RETRIBUTION
Coles had advertised the auction sale of the mares
to take place immediately after the race and though
he would gladly have postponed it he had to live up
to his advertisement. Naturally the result was
disastrous. The ranchers had seen the ragged Alcatraz
win against the imported horses and they felt they
could only show their local patriotism by failing
to bid. There were one or two mocking offers of
a hundred dollars a head for the lot. “Something
pretty for my girl to ride,” as one of the ranchers
phrased it, laughing. The result was that every
one of the mares was knocked down to Marianne at a
ludicrously low price; so low that when it was over
and Coles strolled about with her to indicate the
size of her bargain she felt that she was moving in
a dream.
“It’s easy to see that you’re not
Western,” he said in the end, “but you
have a Western horse to thank for putting this deal
through—I mean Alcatraz.”
“He’s too ugly for that,” said Marianne,
and yet on her way back to the hotel she realized
that the sun-faded chestnut had truly proved a gold
mine to her. It had been, she felt, the luckiest
day of her business life, for she knew that the price
she had paid for the mares was less than half a reasonable
valuation of them. Here was her ranch ready stocked,
so to speak, with fine horses. It only needed,
now, to end the tyrannical sway of Lew Hervey and
in that fighting man of men, Red Perris, Marianne
felt that the solution lay.
Once in her room at the hotel, she looked about her
in some dismay. Of course she was merely an employer
receiving a prospective employee to examine his qualifications,
but she also remained, in spite of herself, a girl
receiving a man. She was glad that no one was
there to watch with quizzical eye as she rearranged
the furniture; she was doubly glad that he could not
watch her at the mirror. She gave herself the
most critical examination since she left the East
and on the whole she approved of the changes.

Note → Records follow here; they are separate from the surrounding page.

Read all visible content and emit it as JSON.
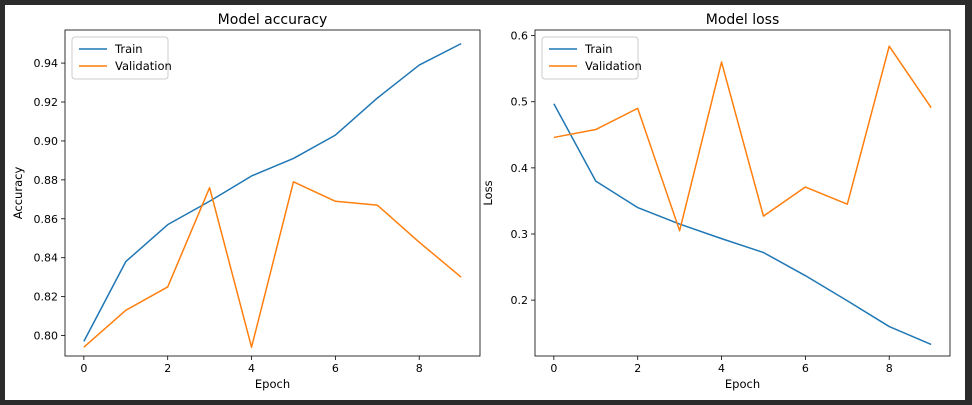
{
  "chart_data": [
    {
      "type": "line",
      "title": "Model accuracy",
      "xlabel": "Epoch",
      "ylabel": "Accuracy",
      "xlim": [
        -0.45,
        9.45
      ],
      "ylim": [
        0.7895,
        0.957
      ],
      "xticks": [
        0,
        2,
        4,
        6,
        8
      ],
      "yticks": [
        0.8,
        0.82,
        0.84,
        0.86,
        0.88,
        0.9,
        0.92,
        0.94
      ],
      "ytick_labels": [
        "0.80",
        "0.82",
        "0.84",
        "0.86",
        "0.88",
        "0.90",
        "0.92",
        "0.94"
      ],
      "legend_position": "top-left",
      "x": [
        0,
        1,
        2,
        3,
        4,
        5,
        6,
        7,
        8,
        9
      ],
      "series": [
        {
          "name": "Train",
          "color": "#1f77b4",
          "values": [
            0.797,
            0.838,
            0.857,
            0.869,
            0.882,
            0.891,
            0.903,
            0.922,
            0.939,
            0.95
          ]
        },
        {
          "name": "Validation",
          "color": "#ff7f0e",
          "values": [
            0.794,
            0.813,
            0.825,
            0.876,
            0.794,
            0.879,
            0.869,
            0.867,
            0.848,
            0.83
          ]
        }
      ]
    },
    {
      "type": "line",
      "title": "Model loss",
      "xlabel": "Epoch",
      "ylabel": "Loss",
      "xlim": [
        -0.45,
        9.45
      ],
      "ylim": [
        0.1155,
        0.6085
      ],
      "xticks": [
        0,
        2,
        4,
        6,
        8
      ],
      "yticks": [
        0.2,
        0.3,
        0.4,
        0.5,
        0.6
      ],
      "ytick_labels": [
        "0.2",
        "0.3",
        "0.4",
        "0.5",
        "0.6"
      ],
      "legend_position": "top-left",
      "x": [
        0,
        1,
        2,
        3,
        4,
        5,
        6,
        7,
        8,
        9
      ],
      "series": [
        {
          "name": "Train",
          "color": "#1f77b4",
          "values": [
            0.497,
            0.38,
            0.34,
            0.315,
            0.293,
            0.272,
            0.237,
            0.199,
            0.16,
            0.133
          ]
        },
        {
          "name": "Validation",
          "color": "#ff7f0e",
          "values": [
            0.446,
            0.458,
            0.49,
            0.305,
            0.56,
            0.327,
            0.371,
            0.345,
            0.584,
            0.491
          ]
        }
      ]
    }
  ]
}
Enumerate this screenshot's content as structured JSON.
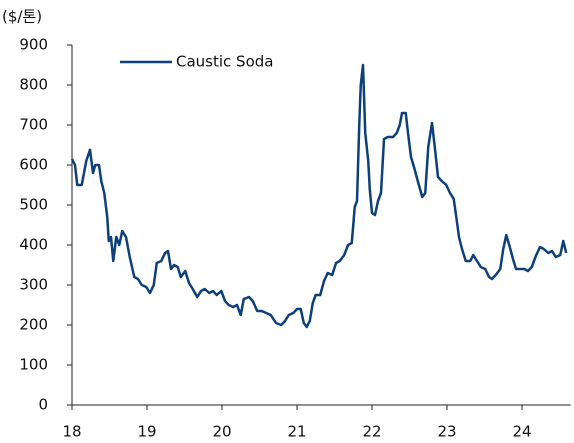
{
  "chart_data": {
    "type": "line",
    "y_label": "($/톤)",
    "xlim": [
      18,
      24.65
    ],
    "xticks": [
      18,
      19,
      20,
      21,
      22,
      23,
      24
    ],
    "ylim": [
      0,
      900
    ],
    "yticks": [
      0,
      100,
      200,
      300,
      400,
      500,
      600,
      700,
      800,
      900
    ],
    "grid": false,
    "legend": "top-left",
    "x": [
      18.0,
      18.04,
      18.07,
      18.13,
      18.19,
      18.24,
      18.28,
      18.31,
      18.36,
      18.39,
      18.43,
      18.47,
      18.49,
      18.52,
      18.55,
      18.59,
      18.63,
      18.67,
      18.72,
      18.77,
      18.83,
      18.88,
      18.93,
      18.99,
      19.04,
      19.09,
      19.13,
      19.19,
      19.24,
      19.28,
      19.32,
      19.36,
      19.41,
      19.45,
      19.51,
      19.56,
      19.61,
      19.67,
      19.72,
      19.77,
      19.83,
      19.88,
      19.93,
      19.99,
      20.04,
      20.09,
      20.15,
      20.2,
      20.25,
      20.29,
      20.36,
      20.41,
      20.47,
      20.53,
      20.59,
      20.65,
      20.72,
      20.79,
      20.84,
      20.89,
      20.95,
      21.0,
      21.05,
      21.09,
      21.13,
      21.17,
      21.21,
      21.25,
      21.31,
      21.36,
      21.41,
      21.47,
      21.52,
      21.57,
      21.63,
      21.68,
      21.73,
      21.77,
      21.8,
      21.83,
      21.85,
      21.88,
      21.91,
      21.95,
      21.97,
      22.0,
      22.04,
      22.08,
      22.12,
      22.16,
      22.21,
      22.28,
      22.33,
      22.37,
      22.4,
      22.45,
      22.48,
      22.52,
      22.56,
      22.61,
      22.67,
      22.71,
      22.75,
      22.8,
      22.84,
      22.88,
      22.93,
      22.99,
      23.04,
      23.09,
      23.12,
      23.16,
      23.2,
      23.25,
      23.31,
      23.35,
      23.4,
      23.45,
      23.51,
      23.56,
      23.6,
      23.65,
      23.71,
      23.75,
      23.79,
      23.83,
      23.88,
      23.92,
      23.97,
      24.03,
      24.08,
      24.13,
      24.19,
      24.24,
      24.29,
      24.35,
      24.4,
      24.45,
      24.51,
      24.55,
      24.59
    ],
    "series": [
      {
        "name": "Caustic Soda",
        "color": "#0d3f7a",
        "values": [
          615,
          600,
          550,
          550,
          610,
          638,
          580,
          600,
          600,
          560,
          530,
          470,
          410,
          420,
          360,
          420,
          400,
          435,
          420,
          370,
          320,
          315,
          300,
          295,
          280,
          300,
          355,
          360,
          380,
          385,
          340,
          350,
          345,
          320,
          335,
          305,
          290,
          270,
          285,
          290,
          280,
          285,
          275,
          285,
          260,
          250,
          245,
          250,
          225,
          265,
          270,
          260,
          235,
          235,
          230,
          225,
          205,
          200,
          210,
          225,
          230,
          240,
          240,
          205,
          195,
          210,
          255,
          275,
          275,
          310,
          330,
          325,
          355,
          360,
          375,
          400,
          405,
          495,
          510,
          700,
          800,
          850,
          680,
          610,
          540,
          480,
          475,
          510,
          530,
          665,
          670,
          670,
          680,
          700,
          730,
          730,
          680,
          620,
          595,
          560,
          520,
          530,
          645,
          705,
          640,
          570,
          560,
          550,
          530,
          515,
          475,
          420,
          390,
          360,
          360,
          375,
          360,
          345,
          340,
          320,
          315,
          325,
          340,
          390,
          425,
          400,
          365,
          340,
          340,
          340,
          335,
          345,
          375,
          395,
          390,
          380,
          385,
          370,
          375,
          410,
          380
        ]
      }
    ]
  }
}
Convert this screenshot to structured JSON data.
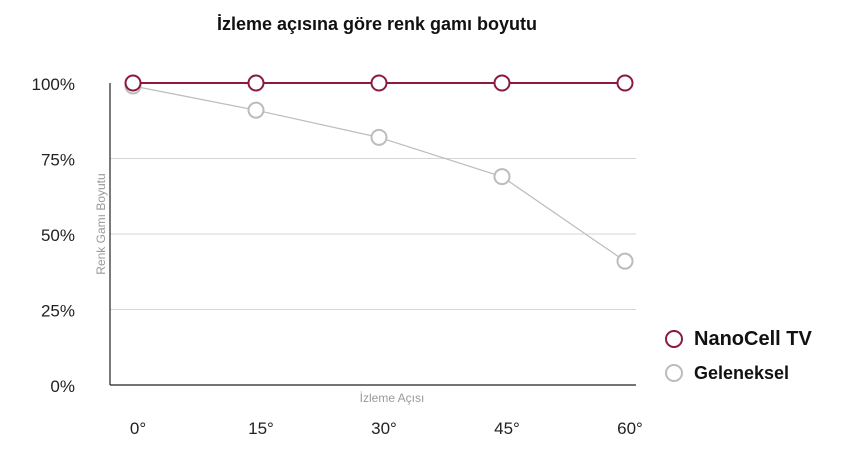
{
  "chart_data": {
    "type": "line",
    "title": "İzleme açısına göre renk gamı boyutu",
    "xlabel": "İzleme Açısı",
    "ylabel": "Renk Gamı Boyutu",
    "categories": [
      "0°",
      "15°",
      "30°",
      "45°",
      "60°"
    ],
    "y_ticks": [
      "0%",
      "25%",
      "50%",
      "75%",
      "100%"
    ],
    "ylim": [
      0,
      100
    ],
    "grid": true,
    "legend_position": "right",
    "series": [
      {
        "name": "NanoCell TV",
        "color": "#8b1a42",
        "values": [
          100,
          100,
          100,
          100,
          100
        ]
      },
      {
        "name": "Geleneksel",
        "color": "#bcbcbc",
        "values": [
          99,
          91,
          82,
          69,
          41
        ]
      }
    ]
  }
}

The stirring life in the open had darkened the olive
of her skin, she found, but also had made it more
translucent; the curve of her cheek was pleasantly
filled; her throat rounder; her head better poised.
And above all excitement gave her the vital color.
She paused at this point to wonder why a stray cowpuncher
should make her flush but immediately decided that
he had nothing to do with it; it was the purchase
of the mares that kept alive the little thrill of
happiness. But Marianne was essentially honest
and when her heart jumped as she heard a swift, light
step come down the hall and pause at her door, she
admitted at once that horses had nothing to do with
the matter.
She wished ardently that she had made the discovery
sooner. As it was, before she composed herself,
he had knocked, been bidden in and stood before her.
She knew, inwardly dismayed, that her eyes were wide,
her color high, and her whole expression one of childish
expectancy. It comforted her greatly to find
that he was hardly more at ease than she. He
made futile efforts to rub some dust from his shirt.